Mumbai was chaotic and searingly hot. We took the free shuttle to our departure terminal at around one in the morning and waited nine hours before we could clear security. Nine hours in a plastic chair, listening to chatter and confusion while the sky outside slowly lightened.

Then, finally, we were on a Virgin Atlantic seat, seatbelt fastened, engines building. I knew that if I started to cry, I wouldn't stop. So, I didn't. I sat very still and waited for the wheels to leave the ground.

· · ·

We made it home, though 'home' required a train from Heathrow to Gatwick to collect the car we'd left there. By the time we walked through our front door, we had spent close to £8,000 — on cancelled flights, replacement bookings, hotel bills, ground transport, additional parking and cat-sitting days we'd had to arrange. 

A day or two later, with a strong coffee, I started to think about the failures. Not ours — we'd done everything we could. The failures of the systems that were supposed to help.

My mobile network sent a cheerful message when we entered India, welcoming us to the country. It did not ask whether we were affected by the conflict in the Middle East, whether we had enough data for the volume of calls and searches ahead of us, or whether there was anything it could do. A single message — 'Are you affected by events in the region? Here's what you need to know' — would have cost nothing and meant everything.

The travel apps left flights routing through closed airports visible and bookable for days. This was not an oversight. Removing those flights would have meant acknowledging refunds were owed. So, they stayed up, and people — people like us — booked them in good faith and then stood at empty check-in desks at four-thirty in the morning wondering what to do next.

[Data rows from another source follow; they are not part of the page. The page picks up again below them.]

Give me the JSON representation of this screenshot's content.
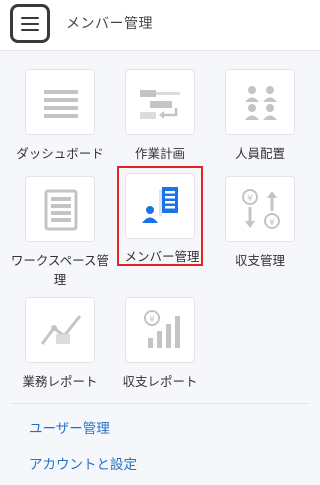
{
  "header": {
    "menu_icon": "hamburger-menu-icon",
    "title": "メンバー管理"
  },
  "tiles": [
    {
      "label": "ダッシュボード",
      "icon": "dashboard-icon"
    },
    {
      "label": "作業計画",
      "icon": "work-plan-icon"
    },
    {
      "label": "人員配置",
      "icon": "staff-allocation-icon"
    },
    {
      "label": "ワークスペース管理",
      "icon": "workspace-icon"
    },
    {
      "label": "メンバー管理",
      "icon": "member-management-icon",
      "selected": true
    },
    {
      "label": "収支管理",
      "icon": "income-expense-icon"
    },
    {
      "label": "業務レポート",
      "icon": "business-report-icon"
    },
    {
      "label": "収支レポート",
      "icon": "income-report-icon"
    }
  ],
  "links": [
    {
      "label": "ユーザー管理"
    },
    {
      "label": "アカウントと設定"
    }
  ],
  "colors": {
    "selected_border": "#e32424",
    "link": "#2470c9",
    "icon_gray": "#c4c4c4",
    "accent_blue": "#1a73e8"
  }
}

The insurance company told us to claim hotel and flight costs from the airlines as they referred us to the clause regarding ‘war and conflict’.  The airlines have so far offered little hope of reimbursement. Nobody cares. Nobody appears to have considered that the cost of getting home in a crisis is not only the replacement flight — it is the hotels, the ground transport, the additional parking, the carer for your pets, the medical appointments you miss, and the toll it takes on two people who were not young and were very, very scared.

We have heard about people trying to get back to Warsaw, from Australia, from Sweden. All of us were forgotten.

What would have helped? A contact centre — a single, publicised number or webchat — for travellers stranded in any country, offering co-ordinated advice. Not just guidance aimed at people near the conflict zone, but for the ripple of disruption that spreads outward across every flight path, every connecting hub, every traveller who simply needs to get home.

War does not only affect those in its immediate reach. It destroys the travel plans — the carefully saved-for holidays, the homeward journeys, the ordinary lives — of people far beyond the headlines. In this world of AI and instant communication, the focus of crisis response remains resolutely on the corporate and the global. The individual falls through every gap.

The world is very small in one respect — a quick train ride and you’re in France, a phone call and you’re talking to a loved one in Australia, but when conflict cancels your flight and you’re stranded and alone it becomes very, very big, and full of monsters. The monsters are not always what you expect. Sometimes they are an app that won't remove a flight it knows will never fly. Sometimes they are a phone screen that goes black at the worst possible moment. Sometimes they are the silence from every official channel that is supposed to help.

We got home. Not everyone may have been as fortunate.